Er staat in de tekst niet: "hij wou Jezus zien", maar "hij  wilde wel eens zien wat Jezus voor iemand was". Dat is toch wel een verschil: hij komt niet mee op straat om naar een vedette, een koning, voetballer te gapen, neen, hij is geïnteresseerd in "wat Jezus voor iemand was". Hij wilde meer weten over Jezus, iets, het goede in hem, trekt hem aan tot wat die man betekent.

En zoals dikwijls in het evangelie, worden de rollen omgedraaid.   Want het is Jezus die ziet wat voor iemand Zacheüs is: een zoon van Abraham, iemand die de kans verdient om zijn leven te kunnen beteren, iemand in wie veel meer zit dan wat hij schijnt te zijn. En het verhaal is zo goed verteld dat we waarschijnlijk niet door hebben dat het niet helemaal klopt: hoe weet Jezus dat Zacheüs daar in die boom zit te koekeloeren?

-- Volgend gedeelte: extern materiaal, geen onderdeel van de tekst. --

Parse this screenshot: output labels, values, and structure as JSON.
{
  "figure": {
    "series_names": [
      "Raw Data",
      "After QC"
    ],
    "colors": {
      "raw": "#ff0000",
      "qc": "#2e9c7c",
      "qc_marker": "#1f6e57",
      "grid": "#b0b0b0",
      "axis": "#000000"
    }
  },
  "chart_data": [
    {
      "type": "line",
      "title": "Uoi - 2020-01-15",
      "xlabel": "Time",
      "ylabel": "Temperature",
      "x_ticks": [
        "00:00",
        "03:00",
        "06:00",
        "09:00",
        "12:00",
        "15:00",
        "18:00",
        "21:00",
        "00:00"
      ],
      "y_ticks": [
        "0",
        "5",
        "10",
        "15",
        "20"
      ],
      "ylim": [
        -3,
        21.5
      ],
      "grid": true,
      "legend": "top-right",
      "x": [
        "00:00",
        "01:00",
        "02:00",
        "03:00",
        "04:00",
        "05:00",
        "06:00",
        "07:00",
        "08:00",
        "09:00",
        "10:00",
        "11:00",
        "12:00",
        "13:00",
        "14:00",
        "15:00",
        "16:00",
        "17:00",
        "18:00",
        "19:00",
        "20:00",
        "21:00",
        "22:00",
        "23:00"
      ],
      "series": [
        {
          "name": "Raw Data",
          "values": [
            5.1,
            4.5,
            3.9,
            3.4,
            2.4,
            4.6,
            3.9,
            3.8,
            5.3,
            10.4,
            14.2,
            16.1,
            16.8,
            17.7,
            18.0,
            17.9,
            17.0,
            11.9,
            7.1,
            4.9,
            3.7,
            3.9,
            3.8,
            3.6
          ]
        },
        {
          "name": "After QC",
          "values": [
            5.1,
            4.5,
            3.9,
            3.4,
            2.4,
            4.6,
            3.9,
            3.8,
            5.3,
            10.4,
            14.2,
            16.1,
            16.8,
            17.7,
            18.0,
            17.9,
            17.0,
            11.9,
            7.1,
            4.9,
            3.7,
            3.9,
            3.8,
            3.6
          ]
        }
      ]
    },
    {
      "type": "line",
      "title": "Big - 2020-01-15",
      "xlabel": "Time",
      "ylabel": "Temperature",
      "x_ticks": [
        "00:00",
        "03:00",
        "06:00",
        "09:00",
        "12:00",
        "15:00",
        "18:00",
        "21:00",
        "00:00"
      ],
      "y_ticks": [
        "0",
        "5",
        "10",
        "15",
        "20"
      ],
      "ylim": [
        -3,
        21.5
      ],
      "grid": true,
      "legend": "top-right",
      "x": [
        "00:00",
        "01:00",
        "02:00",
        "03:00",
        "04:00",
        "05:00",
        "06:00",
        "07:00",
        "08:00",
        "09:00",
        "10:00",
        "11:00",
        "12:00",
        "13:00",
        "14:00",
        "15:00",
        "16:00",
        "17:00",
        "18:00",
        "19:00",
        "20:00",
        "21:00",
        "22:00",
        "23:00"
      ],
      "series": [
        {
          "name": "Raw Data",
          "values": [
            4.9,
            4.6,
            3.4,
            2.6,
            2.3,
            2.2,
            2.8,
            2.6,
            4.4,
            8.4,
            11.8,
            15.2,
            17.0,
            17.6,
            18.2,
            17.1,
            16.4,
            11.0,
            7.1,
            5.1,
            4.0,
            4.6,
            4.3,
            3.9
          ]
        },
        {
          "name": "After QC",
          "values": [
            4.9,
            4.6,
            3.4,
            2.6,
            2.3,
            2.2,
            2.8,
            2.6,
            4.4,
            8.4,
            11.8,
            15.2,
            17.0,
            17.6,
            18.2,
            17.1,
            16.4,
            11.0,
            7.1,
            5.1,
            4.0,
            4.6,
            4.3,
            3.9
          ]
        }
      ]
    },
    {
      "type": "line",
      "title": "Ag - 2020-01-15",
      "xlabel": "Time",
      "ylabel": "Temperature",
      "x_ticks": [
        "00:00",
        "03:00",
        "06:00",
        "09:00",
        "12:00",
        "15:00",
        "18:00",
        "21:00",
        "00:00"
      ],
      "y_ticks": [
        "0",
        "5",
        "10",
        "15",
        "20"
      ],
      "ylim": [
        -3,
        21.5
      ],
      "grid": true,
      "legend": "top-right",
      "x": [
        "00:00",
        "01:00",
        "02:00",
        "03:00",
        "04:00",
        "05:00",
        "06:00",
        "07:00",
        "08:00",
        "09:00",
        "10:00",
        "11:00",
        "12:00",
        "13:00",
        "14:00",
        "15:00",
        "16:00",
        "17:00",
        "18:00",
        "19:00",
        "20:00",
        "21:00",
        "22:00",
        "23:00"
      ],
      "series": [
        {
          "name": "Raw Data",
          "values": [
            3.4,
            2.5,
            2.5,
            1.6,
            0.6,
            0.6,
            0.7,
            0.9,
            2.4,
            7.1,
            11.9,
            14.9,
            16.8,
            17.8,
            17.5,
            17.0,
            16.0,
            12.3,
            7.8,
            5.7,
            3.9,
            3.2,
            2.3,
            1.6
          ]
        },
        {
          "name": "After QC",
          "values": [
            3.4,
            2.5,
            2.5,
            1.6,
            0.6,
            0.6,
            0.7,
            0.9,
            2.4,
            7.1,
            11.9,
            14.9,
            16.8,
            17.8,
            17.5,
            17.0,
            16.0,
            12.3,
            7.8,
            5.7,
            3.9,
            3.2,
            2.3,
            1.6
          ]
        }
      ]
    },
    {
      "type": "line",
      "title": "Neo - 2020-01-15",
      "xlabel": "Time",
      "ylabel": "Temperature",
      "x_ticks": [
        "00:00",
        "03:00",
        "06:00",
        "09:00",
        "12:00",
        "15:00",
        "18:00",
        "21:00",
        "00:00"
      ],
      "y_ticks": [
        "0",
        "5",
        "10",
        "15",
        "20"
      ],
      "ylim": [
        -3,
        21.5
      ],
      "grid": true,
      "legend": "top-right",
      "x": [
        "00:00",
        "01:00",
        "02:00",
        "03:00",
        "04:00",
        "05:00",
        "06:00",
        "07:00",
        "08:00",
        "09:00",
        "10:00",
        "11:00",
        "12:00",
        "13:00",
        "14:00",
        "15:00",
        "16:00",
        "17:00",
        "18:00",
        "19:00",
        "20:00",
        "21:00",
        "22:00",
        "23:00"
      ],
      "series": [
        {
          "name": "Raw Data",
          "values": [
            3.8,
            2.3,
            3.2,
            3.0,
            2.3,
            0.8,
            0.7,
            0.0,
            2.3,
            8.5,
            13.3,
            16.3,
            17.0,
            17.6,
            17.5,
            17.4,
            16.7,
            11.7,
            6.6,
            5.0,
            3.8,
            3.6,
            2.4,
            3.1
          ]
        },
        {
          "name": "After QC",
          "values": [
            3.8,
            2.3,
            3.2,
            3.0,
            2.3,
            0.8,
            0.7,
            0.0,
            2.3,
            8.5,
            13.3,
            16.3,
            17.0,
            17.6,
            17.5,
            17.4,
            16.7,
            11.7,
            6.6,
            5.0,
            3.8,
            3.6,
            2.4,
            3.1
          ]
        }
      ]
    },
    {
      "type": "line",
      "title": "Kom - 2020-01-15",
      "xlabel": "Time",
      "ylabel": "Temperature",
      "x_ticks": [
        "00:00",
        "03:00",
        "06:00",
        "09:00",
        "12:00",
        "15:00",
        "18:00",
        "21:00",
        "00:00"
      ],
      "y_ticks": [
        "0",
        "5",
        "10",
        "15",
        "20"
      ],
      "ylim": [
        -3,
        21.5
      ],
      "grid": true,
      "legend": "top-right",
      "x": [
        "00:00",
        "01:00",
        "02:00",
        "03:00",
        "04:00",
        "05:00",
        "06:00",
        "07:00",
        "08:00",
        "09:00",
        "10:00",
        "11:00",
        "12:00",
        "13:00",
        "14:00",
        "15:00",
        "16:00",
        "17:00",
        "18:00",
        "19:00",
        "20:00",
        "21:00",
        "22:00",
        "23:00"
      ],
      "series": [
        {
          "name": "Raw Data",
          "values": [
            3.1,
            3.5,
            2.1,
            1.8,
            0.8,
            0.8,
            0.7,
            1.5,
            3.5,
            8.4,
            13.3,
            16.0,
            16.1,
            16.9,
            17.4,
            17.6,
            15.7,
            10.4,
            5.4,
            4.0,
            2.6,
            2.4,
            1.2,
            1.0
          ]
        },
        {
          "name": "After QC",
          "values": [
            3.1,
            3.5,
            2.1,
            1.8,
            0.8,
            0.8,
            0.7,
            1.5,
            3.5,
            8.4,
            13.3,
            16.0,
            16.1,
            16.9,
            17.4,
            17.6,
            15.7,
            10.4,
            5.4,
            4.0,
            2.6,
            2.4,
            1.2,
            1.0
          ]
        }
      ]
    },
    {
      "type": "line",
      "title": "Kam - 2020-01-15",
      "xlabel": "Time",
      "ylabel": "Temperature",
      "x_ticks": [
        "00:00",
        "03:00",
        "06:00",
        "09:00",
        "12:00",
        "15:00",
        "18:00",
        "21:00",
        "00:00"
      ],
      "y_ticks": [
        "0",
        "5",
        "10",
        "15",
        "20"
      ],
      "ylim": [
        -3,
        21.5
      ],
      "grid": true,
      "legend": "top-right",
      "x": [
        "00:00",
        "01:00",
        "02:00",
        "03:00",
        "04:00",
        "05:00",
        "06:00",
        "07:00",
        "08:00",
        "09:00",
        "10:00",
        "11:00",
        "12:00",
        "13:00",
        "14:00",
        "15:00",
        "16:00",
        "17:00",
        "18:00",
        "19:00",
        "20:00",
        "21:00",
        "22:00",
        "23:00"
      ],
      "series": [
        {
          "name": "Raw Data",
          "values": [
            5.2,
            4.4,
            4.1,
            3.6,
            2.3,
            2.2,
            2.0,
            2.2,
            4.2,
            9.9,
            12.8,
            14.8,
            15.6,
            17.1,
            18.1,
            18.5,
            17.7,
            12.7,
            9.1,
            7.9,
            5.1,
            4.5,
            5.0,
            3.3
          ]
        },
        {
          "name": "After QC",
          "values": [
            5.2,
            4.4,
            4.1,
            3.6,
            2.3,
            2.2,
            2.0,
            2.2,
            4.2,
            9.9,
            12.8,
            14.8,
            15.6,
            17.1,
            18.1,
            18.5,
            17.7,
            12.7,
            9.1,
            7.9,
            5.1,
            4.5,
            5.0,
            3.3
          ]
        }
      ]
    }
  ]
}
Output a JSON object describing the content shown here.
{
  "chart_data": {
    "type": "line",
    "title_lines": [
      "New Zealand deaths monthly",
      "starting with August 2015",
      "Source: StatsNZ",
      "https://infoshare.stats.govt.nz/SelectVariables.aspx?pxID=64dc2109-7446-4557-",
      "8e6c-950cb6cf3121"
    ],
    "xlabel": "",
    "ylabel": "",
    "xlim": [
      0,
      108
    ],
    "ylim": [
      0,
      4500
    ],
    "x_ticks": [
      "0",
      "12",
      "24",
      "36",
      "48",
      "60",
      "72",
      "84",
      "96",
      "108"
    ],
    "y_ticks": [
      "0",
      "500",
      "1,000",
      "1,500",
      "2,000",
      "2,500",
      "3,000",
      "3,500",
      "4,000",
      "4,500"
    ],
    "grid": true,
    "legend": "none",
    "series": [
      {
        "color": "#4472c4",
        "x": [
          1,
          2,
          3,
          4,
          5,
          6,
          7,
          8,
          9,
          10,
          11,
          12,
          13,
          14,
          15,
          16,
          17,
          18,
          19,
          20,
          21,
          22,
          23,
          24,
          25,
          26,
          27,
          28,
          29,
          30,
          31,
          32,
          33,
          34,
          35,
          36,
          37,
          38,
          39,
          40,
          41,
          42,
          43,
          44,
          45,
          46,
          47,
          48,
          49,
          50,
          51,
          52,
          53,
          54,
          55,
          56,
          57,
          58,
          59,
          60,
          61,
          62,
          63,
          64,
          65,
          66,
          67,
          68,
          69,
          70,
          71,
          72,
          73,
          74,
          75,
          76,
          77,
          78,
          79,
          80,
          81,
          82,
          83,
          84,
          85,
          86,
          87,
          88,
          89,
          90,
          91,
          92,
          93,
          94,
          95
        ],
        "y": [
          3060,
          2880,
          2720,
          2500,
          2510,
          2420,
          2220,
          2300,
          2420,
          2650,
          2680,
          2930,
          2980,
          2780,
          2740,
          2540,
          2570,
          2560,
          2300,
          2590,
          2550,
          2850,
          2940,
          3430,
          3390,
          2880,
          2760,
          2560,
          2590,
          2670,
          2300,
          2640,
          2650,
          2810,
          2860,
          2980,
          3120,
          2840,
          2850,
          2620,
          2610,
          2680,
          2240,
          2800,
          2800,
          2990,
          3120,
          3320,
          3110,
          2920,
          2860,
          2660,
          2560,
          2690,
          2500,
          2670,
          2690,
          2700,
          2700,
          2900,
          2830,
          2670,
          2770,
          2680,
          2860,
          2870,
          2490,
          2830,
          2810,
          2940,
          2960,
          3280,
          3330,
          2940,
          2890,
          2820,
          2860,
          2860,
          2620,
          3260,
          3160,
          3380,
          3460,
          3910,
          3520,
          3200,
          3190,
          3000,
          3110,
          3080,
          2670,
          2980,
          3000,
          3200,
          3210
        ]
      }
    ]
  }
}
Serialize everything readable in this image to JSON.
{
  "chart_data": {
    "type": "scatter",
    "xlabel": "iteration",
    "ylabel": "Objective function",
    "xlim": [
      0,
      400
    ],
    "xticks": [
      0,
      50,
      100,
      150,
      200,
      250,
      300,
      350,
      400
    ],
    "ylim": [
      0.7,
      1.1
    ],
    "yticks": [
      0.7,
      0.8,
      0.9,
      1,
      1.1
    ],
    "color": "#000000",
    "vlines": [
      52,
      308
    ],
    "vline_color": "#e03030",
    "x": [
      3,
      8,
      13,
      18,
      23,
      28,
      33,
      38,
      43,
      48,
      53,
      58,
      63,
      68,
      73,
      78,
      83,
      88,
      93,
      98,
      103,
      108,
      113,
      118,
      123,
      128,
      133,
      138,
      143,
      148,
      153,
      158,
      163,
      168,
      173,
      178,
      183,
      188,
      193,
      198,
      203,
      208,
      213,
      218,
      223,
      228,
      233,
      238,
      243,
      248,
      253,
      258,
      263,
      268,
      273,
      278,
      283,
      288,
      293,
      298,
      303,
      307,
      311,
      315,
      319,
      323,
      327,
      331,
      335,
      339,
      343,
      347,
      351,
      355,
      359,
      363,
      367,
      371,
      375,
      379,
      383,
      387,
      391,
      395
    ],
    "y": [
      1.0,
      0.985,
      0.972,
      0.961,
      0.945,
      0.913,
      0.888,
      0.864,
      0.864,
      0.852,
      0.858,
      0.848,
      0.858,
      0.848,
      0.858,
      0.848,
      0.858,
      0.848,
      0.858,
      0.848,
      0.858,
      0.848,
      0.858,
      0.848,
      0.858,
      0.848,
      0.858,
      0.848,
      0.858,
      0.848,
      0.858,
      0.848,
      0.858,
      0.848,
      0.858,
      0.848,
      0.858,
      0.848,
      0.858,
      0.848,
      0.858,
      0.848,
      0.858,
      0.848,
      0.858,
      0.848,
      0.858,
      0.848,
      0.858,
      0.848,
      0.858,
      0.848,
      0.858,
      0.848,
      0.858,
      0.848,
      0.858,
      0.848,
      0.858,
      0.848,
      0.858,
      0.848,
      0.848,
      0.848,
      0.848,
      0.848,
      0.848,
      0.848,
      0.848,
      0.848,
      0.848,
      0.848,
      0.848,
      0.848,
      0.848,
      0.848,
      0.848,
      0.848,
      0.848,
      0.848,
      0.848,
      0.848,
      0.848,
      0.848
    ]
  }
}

En nog straffer: hoe kent hij zijn naam? Ik denk aan het lied: "God die ons heeft voorzien, en kent bij onze naam..." Zacheüs wou weten wat voor iemand Jezus was. Jezus weet wat voor iemand Zacheüs is. Hij doorgrondt hem.

Er steekt tussen de regels een verwijzing in dit verhaal naar een andere passage in het Lucasevangelie. Zacheüs woont in Jericho, Jezus trok door die stad om naar Jeruzalem te gaan. Op de weg tussen Jeruzalem en Jericho ontfermde de Samaritaan zich over de uitgestoten, gekwetste man waar anderen omheen liepen.

Zo doet ook Jezus: hij neemt van die tollenaar, van die zondaar, geen afstand, neen, hij wordt letterlijk zijn "naaste": hij neemt bij hem zijn intrek. Hij trekt zich Zacheüs aan. Hij wekt het goede in Zacheüs tot nieuw leven. In het handelen van Jezus kunnen wij zien hoe God met zijn mensen omgaat. God heeft geduld. Hij gelooft in ons. Hij vertrouwt er op dat het goede in ons vroeg of laat naar boven zal komen.

Zacheüs bekeert zich, Gods geduld wordt beloond. En, zoals bij de prediking van Johannes de Doper, vraagt die bekering geen spectaculaire heldendaden: gewoon het goede doen en het goede doen in het gewone: niemand afpersen, rechtvaardig zijn, en delen als het kan. De Blijde Boodschap is ook geruststellend.

Een wijze lerares zei eens aan bezorgde ouders, die terecht inzaten met de puberkuren van hun zoon: "zo'n kind is als een camembert. Heb geduld, dat zal rijpen".

Laten wij dan ook heel veel geduld met elkaar hebben, en blijven geloven dat de verborgen goedheid van onze naaste wel zal rijpen. Dan zullen wij er ook op kunnen rekenen dat die anderen  met ons geduld hebben.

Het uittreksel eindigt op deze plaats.